Corn Weekly Comments June 20

Corn opened Monday’s session lower and expanded losses throughout the night. Early selling was tied to expectations that the afternoon’s Crop Progress will show another week of improvements for the corn crop. Rain has fallen over much of the major growing regions of the Corn Belt over the past week and heat is in the forecast for later this week and into next week which is needed to start to get crop growth. Traders are still hung up over the Brazilian corn crop and the expectation that once harvest gets moving, Brazil will take over the export market. As of June 13, Brazil’s second crop corn harvest was estimated at 2% complete vs 1% last week and vs 4% average.

With the increase in biofuel mandate and with the appearance that the corn crop is mostly good, but not great, traders are reluctant to push corn higher. USDA is slow walking the increase in corn exports and will likely just keep increasing the pace every month as long as the business doesn’t switch to Brazil. The EPA decision to increase biofuels mandate higher has no impact on ethanol as that level remains steady at 15 billion gallons.

On Tuesday corn opened the session steady and continued to trade in that fashion throughout the overnight session. July corn continued to see selling pressure once the day session started while the new crop contracts pushed higher. It seems odd that the funds want to continue to push old crop corn lower especially with how strong demand is and the likelihood that USDA will have to continue to increase old crop corn use moving forward. But it doesn’t matter what we think, it’s how the market reacts and right now all the funds can think about Brazil has a large second corn crop and at some point, US corn export demand will switch to Brazil. New crop corn also started on the defense but has since firmed with support coming spilling over from the higher wheat and soybean complex. Rain makes grain, and the Corn Belt is expected to see warm wet conditions for the next 5 days. This is limiting the gains in corn.

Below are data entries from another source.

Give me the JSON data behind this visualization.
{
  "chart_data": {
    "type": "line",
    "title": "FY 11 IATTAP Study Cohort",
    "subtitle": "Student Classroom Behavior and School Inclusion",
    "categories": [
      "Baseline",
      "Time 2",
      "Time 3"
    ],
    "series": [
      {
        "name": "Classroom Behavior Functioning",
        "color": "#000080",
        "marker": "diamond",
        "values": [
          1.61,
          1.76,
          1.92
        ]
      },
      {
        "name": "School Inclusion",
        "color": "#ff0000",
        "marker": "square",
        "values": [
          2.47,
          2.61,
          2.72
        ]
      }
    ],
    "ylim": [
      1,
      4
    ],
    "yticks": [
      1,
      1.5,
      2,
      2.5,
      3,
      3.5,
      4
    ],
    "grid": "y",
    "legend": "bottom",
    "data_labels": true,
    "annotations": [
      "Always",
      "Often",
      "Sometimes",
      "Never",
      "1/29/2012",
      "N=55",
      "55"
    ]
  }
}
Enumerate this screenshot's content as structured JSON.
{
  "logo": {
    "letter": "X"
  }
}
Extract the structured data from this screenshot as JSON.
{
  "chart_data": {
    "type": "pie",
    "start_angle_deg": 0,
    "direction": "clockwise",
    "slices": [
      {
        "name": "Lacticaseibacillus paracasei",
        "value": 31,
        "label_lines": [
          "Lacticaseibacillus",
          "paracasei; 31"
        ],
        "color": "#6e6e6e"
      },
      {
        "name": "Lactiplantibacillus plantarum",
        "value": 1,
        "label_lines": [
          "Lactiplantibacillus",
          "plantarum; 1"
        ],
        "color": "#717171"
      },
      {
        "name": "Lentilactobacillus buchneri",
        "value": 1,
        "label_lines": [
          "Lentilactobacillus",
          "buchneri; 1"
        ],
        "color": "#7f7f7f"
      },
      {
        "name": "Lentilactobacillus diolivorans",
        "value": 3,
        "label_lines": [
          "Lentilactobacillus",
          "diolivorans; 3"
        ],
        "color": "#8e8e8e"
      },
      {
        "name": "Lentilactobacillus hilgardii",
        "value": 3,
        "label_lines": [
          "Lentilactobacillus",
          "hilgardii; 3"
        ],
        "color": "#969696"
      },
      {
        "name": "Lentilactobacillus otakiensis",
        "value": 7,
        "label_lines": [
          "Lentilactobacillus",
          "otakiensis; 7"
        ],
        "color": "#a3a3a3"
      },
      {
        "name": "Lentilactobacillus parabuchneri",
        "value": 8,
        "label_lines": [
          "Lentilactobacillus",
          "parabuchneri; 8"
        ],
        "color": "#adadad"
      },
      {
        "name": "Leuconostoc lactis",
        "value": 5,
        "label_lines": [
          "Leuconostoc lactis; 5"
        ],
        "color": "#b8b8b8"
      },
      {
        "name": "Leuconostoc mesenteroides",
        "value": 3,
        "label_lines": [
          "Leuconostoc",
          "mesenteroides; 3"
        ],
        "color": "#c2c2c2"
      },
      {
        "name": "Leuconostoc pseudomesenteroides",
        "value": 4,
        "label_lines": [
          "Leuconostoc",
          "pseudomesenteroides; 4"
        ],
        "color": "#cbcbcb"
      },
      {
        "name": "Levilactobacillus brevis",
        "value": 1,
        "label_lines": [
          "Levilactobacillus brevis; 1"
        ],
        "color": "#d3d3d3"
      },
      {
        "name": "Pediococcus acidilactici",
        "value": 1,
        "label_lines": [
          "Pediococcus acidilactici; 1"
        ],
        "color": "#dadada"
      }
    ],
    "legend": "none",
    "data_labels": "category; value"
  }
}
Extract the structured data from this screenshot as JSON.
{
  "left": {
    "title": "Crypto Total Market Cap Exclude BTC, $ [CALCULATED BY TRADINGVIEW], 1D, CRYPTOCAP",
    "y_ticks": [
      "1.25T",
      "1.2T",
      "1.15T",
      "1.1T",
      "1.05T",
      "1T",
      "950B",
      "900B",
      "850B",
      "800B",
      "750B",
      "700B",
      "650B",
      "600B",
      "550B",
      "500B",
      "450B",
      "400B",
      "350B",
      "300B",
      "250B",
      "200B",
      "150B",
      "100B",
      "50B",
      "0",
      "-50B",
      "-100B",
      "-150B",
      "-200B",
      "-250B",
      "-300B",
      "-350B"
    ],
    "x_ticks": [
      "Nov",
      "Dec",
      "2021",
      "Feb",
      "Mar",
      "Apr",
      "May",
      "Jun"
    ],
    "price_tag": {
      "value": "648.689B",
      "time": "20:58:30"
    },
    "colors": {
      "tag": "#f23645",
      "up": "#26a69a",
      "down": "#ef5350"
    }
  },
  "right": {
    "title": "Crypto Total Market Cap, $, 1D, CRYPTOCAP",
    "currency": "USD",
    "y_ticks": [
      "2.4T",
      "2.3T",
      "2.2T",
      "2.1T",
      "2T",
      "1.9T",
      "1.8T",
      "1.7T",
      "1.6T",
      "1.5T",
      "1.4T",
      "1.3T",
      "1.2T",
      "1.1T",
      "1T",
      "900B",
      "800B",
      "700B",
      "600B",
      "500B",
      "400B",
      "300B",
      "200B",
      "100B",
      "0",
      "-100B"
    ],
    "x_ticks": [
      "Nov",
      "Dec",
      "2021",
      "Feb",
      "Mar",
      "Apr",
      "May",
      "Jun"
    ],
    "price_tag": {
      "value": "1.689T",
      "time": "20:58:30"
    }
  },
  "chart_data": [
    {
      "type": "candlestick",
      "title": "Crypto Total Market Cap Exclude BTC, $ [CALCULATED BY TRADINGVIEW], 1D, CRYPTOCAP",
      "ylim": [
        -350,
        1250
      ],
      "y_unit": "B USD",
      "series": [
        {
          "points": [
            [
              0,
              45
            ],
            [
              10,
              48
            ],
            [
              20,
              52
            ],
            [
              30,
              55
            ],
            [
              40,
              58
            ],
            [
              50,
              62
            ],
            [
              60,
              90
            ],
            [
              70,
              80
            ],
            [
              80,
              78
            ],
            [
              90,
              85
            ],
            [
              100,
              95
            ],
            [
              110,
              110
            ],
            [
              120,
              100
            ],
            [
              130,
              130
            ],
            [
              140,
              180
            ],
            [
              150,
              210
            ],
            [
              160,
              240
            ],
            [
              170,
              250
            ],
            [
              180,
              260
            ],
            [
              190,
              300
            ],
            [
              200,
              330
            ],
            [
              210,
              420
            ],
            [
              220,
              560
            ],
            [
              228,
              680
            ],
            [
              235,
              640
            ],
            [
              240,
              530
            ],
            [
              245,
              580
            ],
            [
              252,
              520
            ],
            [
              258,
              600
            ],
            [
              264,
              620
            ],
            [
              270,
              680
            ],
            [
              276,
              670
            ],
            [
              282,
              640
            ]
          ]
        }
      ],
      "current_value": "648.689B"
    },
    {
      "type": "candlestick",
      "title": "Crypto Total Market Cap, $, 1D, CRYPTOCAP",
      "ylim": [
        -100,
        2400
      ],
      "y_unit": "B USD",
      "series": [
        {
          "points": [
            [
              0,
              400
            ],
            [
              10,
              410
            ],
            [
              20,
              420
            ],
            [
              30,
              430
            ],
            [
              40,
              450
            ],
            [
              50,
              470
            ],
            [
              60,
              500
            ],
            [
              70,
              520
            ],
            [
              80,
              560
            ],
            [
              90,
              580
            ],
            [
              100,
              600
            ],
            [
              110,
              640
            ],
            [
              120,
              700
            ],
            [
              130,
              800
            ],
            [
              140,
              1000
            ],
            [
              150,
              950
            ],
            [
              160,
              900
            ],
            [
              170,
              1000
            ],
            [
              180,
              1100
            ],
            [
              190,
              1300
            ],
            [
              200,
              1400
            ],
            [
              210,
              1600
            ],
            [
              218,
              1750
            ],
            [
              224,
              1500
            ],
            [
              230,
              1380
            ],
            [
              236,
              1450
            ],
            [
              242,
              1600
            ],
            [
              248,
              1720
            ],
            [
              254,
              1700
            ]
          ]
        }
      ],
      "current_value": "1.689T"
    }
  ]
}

Corn opened Wednesday’s session steady and continued to trade with small to moderate changes throughout the night. Favorable weather conditions and export concerns (Brazil) continued to keep a lid on corn, especially the July contract. Forecasts calling for hot and dry conditions (heat dome) to start tomorrow and last through next week helped give corn traders a reason to buy. Light support also spilled over from another strong performance in wheat.

Last week’s ethanol production was estimated at 1.109 million gallons, down 11,000 barrels from the previous week but still above the pace needed to make USDA’s projection. Stocks were estimated at 24.12 million, up 386,000 barrels from the previous week. Gas demand increased to now be at the top of the five-year average.

Target $5.15 to advance sales

For the week, July corn was at $4.2875 down 15.75 cents. Dec corn was at $4.4125 down 1.75 cents.